Cette carte, ma Navigo, elle a ma photo d'il y a 5 ans dessus, j'ai l'air d'un gamin. C'est bizarre d'avoir ta tête sur un truc que tu sors 10 fois par jour. Et ca marche avec une puce, la technologie sans contact, tu la poses et hop. Le rechargement est mensuel.

  • C’est une carte à puce sans contact.
  • Chargement de titres de transport : abonnements (semaine, mois, année) ou tickets.
  • Format type carte de crédit avec photo d'identité obligatoire.
  • Valable 10 ans.

Comment fonctionne le titre de transport ?

Le titre de transport, en gros, c'est ton totem d'immunité. Le petit bout de carton ou le "bip" de ta carte qui te donne le droit de t'entasser dans une boîte en métal avec des inconnus qui respirent fort.

C'est la preuve sacrée que t'as payé ton dû pour voyager. Sans lui, t'es un hors-la-loi, un pirate des rails, une proie facile pour le contrôleur, cette créature qui apparaît comme par magie au moment où tu t'y attends le moins.

Ce machin, c'est un contrat de confiance. Toi tu payes, et en échange, on te transporte d'un point A à un point B, souvent avec une odeur de sandwich au thon en prime. Mon cousin Kevin a cru que c'était une option, il a fini par payer une amende grosse comme sa fierté.

  • Le ticket en carton classique : Un fossile de l'ère pré-numérique. Il se démagnétise si tu le poses à côté de ton téléphone, de tes clés ou d'une banane. Il faut le composter dans une machine qui a l'air de vouloir le dévorer. C'est l'ancêtre fragile mais respectable.

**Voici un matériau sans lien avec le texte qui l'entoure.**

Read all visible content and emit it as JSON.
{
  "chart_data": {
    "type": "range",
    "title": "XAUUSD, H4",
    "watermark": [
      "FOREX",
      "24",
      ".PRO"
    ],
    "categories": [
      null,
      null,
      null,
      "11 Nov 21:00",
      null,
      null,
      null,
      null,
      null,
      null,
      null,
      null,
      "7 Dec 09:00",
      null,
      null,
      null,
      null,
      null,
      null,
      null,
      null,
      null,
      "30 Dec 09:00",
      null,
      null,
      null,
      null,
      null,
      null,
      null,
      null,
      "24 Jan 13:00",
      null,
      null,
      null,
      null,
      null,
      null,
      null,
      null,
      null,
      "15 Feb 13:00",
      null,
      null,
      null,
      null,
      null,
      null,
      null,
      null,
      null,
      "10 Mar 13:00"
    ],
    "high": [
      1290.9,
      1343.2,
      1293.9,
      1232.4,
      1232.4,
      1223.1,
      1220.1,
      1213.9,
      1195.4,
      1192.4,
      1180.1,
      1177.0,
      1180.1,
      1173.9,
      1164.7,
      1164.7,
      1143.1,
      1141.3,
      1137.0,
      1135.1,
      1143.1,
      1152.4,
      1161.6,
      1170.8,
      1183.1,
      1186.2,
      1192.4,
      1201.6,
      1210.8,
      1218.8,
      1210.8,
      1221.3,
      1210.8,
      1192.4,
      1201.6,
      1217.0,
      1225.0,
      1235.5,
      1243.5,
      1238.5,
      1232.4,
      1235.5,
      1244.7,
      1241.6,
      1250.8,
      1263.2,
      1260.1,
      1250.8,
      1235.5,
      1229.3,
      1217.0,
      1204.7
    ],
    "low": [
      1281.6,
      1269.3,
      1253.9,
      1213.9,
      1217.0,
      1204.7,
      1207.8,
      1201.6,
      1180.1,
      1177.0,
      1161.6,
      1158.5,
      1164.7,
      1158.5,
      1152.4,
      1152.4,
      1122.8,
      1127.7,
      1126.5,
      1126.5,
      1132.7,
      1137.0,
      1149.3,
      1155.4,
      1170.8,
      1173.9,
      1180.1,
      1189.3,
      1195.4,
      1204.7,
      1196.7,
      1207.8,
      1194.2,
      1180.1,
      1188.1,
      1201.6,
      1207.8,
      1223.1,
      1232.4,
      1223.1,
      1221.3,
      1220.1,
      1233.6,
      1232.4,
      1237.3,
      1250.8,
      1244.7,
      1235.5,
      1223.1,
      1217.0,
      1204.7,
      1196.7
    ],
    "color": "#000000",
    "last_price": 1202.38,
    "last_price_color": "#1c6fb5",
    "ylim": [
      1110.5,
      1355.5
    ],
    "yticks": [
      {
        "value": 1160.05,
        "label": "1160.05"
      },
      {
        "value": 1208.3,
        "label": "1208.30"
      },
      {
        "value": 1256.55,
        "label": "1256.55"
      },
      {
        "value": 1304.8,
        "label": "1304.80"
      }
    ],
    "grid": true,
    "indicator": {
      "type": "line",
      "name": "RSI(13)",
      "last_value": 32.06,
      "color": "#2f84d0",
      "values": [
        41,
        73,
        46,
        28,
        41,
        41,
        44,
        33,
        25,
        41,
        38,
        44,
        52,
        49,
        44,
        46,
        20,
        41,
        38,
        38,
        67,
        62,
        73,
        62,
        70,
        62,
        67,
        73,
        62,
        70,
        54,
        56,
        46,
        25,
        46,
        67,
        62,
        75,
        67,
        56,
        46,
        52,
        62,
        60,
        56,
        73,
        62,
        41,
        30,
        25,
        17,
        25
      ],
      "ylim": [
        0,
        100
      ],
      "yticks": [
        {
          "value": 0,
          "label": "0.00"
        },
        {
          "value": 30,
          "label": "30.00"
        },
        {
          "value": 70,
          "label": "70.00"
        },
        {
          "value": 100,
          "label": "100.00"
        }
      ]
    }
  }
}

  • Le passe Navigo (et ses potes) : La version moderne. Une carte en plastique qui te donne un pouvoir immense : celui d'ouvrir des portiques en faisant "bip". Jusqu'au jour où tu l'oublies sur la table de la cuisine, et là, ton pouvoir s'effondre comme un château de cartes.

  • Le titre sur smartphone : Le summum de la technologie et de l'angoisse. Super pratique, sauf quand ton téléphone décide de rendre l'âme en plein milieu de la station Châtelet. Là, t'es bon pour négocier avec le contrôleur en lui montrant un écran noir. Une véritable roulette russe.

  • La validation est non-négociable : Avoir un passe chargé mais non validé, cé comme avoir un parachute mais ne pas l'ouvrir en sautant de l'avion. Ça ne sert à rien et ça finit très mal. Le "bip" est le son de ta légalité. Pas de bip, gros pépins.